You can go up 1,000 more RPMS every ten miles.
You should feel this. The best description I can give of a proper breakin,
is that the bike just feels like it is getting lighter... because the engine
is doing less work to put more power out.
80% or the piston ring compression will be done in the first 20-50 miles.
From the 2004 Suzuki GSXR 1000 owners manual Quoted... "Do not exceed 6000 rpms for the first 600 miles. Do not exceed 9000rpms from 600-1000 miles. However it is very important to place some stress on the engine!" They mean GAS IT ! Wow, its in the manual. You really do not have to exceed the rpms in the owners manual if you do not want to. Just apply full throttle most of the time and you will do just fine.
REMEMBER. Do not stay at a consistent RPM. Backing off is as important as full throttle.
THE POINT OF THIS FORMULA IS TO KEEP UNDER LEGAL SPEED LIMITS.
Under race track conditions you have turns, and riding naturally will break
in the bike just fine. On the street you have to simulate on off throttle
like race track conditions.
How much fuel you use will determine how well you break it in. This % formula is the key at any speed.
2-10 miles upto 30% rpms of normal TAC.
11-20 miles upto 40% rpms of normal TAC
21-30 miles upto 45% rpms of normal TAC
31-40 miles upto 55% rpms of normal TAC
41-50 miles upto 60% rpms of normal TAC
- oil and filter change -
51-60 miles upto 65% rpms of normal TAC
61-70 miles upto 70% rpms of normal TAC
71-80 miles upto 80% rpms of normal TAC
81-90 miles upto 90% rpms of normal TAC
91-250 miles upto about 93% rpms of normal TAC
251-600miles about 95% rpms of normal TAC
- oil change -
At this point it really doesn't matter that much as most of the breakin is
done. But you will still gain a noticeable power increase up to 1,500 miles
so keep going but you don't have to make every mile count at this point.
If you want to squeeze every HP that you can get out of your engine continue
to ride with stress until you reach 1,500 miles.
We have done this many times now and the Dyno results are always the same
increase for normal riding and hard riding between 1,500 and 2,500 miles.
So just ride it as you want after 1,500 up to 2,500 miles.
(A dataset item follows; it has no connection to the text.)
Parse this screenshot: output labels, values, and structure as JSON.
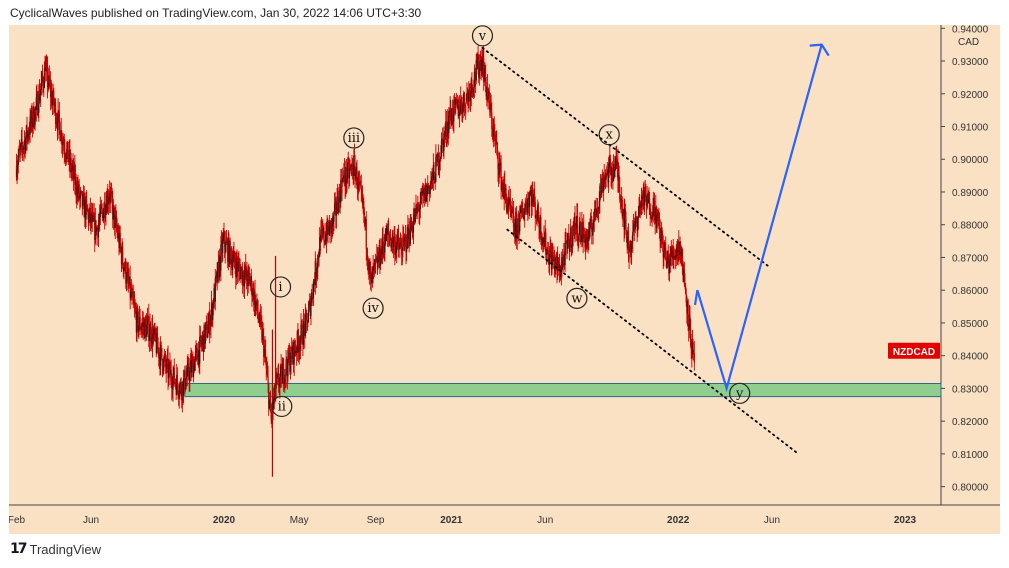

Just don't baby
it too often until you reach 2,500 miles.
- oil and filter change -
2,500 miles - breakin is totally complete. We have tested this up to 5,000 miles and have not seen an increase in power after 2,500mi.
The engine will still breakin a little more upto 4000 mi. under any driving conditions (mostly the transmission) so wait for 4000 mi before using synthetic - You are not going to gain any more engine power but the bike might ride smoother and shift smoother. You finally can also baby the bike after 2,500 miles. It won't make a difference at this point. The breakin on the rings is already completely over and won't gain any more power.
IF YOU RACE!!!!! -> go synthetic at 2,500 mi.
If you ride street !!!! -> You can go synthetic between 2,500 and 4000 mi.
Our test results on 2004 models. 2 zx10's that were babied dyno'd 142 hp. A GSXR 1000 babied dyno'd142 hp. 2 zx10's, using this formula had 155 hp the other 156 hp, and many GSXR 1000's using this formula had 149 hp all on the same dyno's with in 2 hours.
If you have not switched to synthetic yet by 4,000 miles use full or semi synthetic oil now. Non synthetic oils are only good for breaking in since they permit wear. You do not want wear on your engine long term!
What if you went to synthetic oil before 2,500 miles. You halted the breakin process. Remove the synthetic, put in non synthetic and run it for 50 miles to work out the synthetic oil, change oil again. And finish the breakin. Add 50 more miles to breakin.
Do you want proof? See these photos from MotoMan's website.
LINK http://www.mototuneusa.com/break_in_secrets.htm
Remember, ALWAYS use a good quality oil from DAY 1. Cheap oil will hurt the engine and it will not make it break in faster.